Thursday 14 November 2019

Woman hit by minibus wing mirror given court payout of €192,000

Life changing: Aideen O’Kelly, of Killester, Dublin, at the Four Courts during her High Court action. Photo: Collins Courts
Life changing: Aideen O’Kelly, of Killester, Dublin, at the Four Courts during her High Court action. Photo: Collins Courts

Tim Healy

A woman who was injured when she was hit by the wing mirror of a minibus as she crossed a road has been awarded more than €192,000 by the High Court.

Ms Justice Bronagh O'Hanlon said there had been "a stark transformation" in Aideen O'Kelly's working and social life since the accident and the 54-year-old woman's life is now "vastly different".

Ms O'Kelly, she said, was an expert sailor which she enjoyed at a very high competitive level three to four days a week during the sailing season, but cannot sail any more.

The judge said the woman had said she was significantly involved in sailing and racing and had sailed in national championships before the accident happened but after it she could not balance properly on a boat.

"Despite her stoicism, her daily living is not of the same quality as it was. She has to put up with imbalance, difficulty reaching items in her kitchen and difficulty in the normal day-to-day tasks," the judge said.

Ms O'Kelly, a medical representative from Killester, Dublin, had sued Bus Éireann over the accident when she was knocked to the ground at Lough Atalia Road in the Galway harbour area on December 16, 2015.

Ms O'Kelly had told the court she was halfway across the road after 6pm when she saw the minibus just before she was hit on the right shoulder by the wing mirror of the bus which was turning in to the road.

As a result of the accident, the judge said Ms O'Kelly had to have surgery, had to wear a neck brace for 12 weeks and is left with a scar on her neck.

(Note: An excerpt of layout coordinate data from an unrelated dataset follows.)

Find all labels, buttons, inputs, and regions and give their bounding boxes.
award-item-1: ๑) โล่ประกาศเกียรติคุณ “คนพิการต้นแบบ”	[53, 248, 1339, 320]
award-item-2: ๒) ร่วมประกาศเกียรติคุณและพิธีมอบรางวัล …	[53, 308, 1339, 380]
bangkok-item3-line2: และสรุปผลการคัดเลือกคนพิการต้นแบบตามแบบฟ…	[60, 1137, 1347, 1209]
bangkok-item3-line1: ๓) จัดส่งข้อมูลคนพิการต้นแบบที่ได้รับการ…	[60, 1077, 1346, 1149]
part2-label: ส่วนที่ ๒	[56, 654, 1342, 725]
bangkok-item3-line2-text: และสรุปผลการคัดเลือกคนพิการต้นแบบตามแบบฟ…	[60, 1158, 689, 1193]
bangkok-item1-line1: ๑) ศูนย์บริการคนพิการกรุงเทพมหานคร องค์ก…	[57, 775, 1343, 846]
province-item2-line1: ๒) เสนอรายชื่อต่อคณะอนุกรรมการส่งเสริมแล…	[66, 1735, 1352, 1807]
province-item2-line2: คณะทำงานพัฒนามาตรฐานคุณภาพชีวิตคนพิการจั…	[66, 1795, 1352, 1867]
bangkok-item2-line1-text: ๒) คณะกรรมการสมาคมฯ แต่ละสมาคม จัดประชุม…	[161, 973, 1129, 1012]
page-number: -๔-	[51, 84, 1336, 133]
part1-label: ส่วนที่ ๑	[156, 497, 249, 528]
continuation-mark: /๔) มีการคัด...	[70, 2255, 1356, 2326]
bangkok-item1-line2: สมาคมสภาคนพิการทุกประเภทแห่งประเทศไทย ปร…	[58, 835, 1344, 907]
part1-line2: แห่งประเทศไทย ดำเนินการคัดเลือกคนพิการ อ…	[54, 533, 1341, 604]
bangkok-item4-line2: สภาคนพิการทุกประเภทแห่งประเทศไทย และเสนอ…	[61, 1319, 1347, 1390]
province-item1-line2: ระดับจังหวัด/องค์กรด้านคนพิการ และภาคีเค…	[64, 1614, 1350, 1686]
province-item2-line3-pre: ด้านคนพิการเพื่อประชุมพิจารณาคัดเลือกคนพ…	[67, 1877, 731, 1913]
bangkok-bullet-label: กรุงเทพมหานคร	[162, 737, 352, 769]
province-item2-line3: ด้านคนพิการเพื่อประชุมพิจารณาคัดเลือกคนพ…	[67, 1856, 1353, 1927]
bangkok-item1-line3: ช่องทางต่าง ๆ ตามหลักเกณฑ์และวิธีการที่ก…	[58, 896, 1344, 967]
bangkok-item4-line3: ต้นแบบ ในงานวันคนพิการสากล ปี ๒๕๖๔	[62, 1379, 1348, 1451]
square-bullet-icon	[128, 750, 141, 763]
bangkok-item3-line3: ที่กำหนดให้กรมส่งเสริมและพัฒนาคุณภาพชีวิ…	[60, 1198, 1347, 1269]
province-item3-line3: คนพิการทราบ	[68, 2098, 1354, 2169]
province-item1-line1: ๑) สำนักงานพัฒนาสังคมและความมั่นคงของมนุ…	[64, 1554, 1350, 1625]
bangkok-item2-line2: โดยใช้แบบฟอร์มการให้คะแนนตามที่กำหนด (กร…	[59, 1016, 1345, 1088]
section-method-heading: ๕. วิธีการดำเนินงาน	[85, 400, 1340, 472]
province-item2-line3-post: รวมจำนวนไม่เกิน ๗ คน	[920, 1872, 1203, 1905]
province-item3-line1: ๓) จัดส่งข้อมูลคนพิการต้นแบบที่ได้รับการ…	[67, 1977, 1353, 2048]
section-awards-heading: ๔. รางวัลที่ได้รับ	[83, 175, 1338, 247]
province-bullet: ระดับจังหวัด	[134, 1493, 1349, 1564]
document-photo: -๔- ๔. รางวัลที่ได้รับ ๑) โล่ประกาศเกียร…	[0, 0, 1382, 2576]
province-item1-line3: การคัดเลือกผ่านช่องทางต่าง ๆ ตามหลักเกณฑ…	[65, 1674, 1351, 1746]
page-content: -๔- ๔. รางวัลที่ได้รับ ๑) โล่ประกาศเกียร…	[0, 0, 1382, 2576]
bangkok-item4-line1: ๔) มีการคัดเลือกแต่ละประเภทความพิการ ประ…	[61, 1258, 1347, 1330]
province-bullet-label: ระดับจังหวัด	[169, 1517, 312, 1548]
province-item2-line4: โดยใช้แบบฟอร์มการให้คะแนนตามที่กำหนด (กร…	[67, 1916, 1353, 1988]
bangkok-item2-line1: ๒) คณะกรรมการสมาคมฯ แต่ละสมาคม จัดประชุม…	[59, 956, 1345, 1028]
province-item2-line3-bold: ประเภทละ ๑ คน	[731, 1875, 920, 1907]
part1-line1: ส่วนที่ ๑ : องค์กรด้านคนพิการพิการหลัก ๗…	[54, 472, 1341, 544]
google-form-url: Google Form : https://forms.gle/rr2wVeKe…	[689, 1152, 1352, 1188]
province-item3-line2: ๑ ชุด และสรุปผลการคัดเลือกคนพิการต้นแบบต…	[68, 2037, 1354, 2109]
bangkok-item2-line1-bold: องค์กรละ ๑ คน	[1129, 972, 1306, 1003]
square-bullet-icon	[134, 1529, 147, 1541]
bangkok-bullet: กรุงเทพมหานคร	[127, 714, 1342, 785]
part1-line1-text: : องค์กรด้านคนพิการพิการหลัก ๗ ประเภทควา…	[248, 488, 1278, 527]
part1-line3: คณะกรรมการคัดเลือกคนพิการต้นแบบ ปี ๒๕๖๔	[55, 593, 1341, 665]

Liability was accepted by Bus Éireann during the hearing of the case, but it was contended Ms O'Kelly was also allegedly negligent.

Ms O'Kelly, the judge said, gave her evidence in a very clear and forthright manner without exaggerating her situation.

The judge found the Bus Éireann driver was "entirely negligent" in that he failed to keep a proper lookout and he failed to stay close enough to the left hand side in his own lane and he simply did not see Ms O'Kelly.

She was crossing at an entirely appropriate point and while it was dark, it was a very well-lit area.

Ms O'Kelly, the judge said, was lawfully present on the road having taken all appropriate precautions as she attempted to cross the road and that no liability attached to her.

Awarding a total of €192,573, Ms Justice O'Hanlon said while Ms O'Kelly had managed to resume work, she reported suffering from a lack of dexterity and feeling in her hands which causes problems putting on jewellery or opening jars.

The judge refused to grant a stay in the event of an appeal.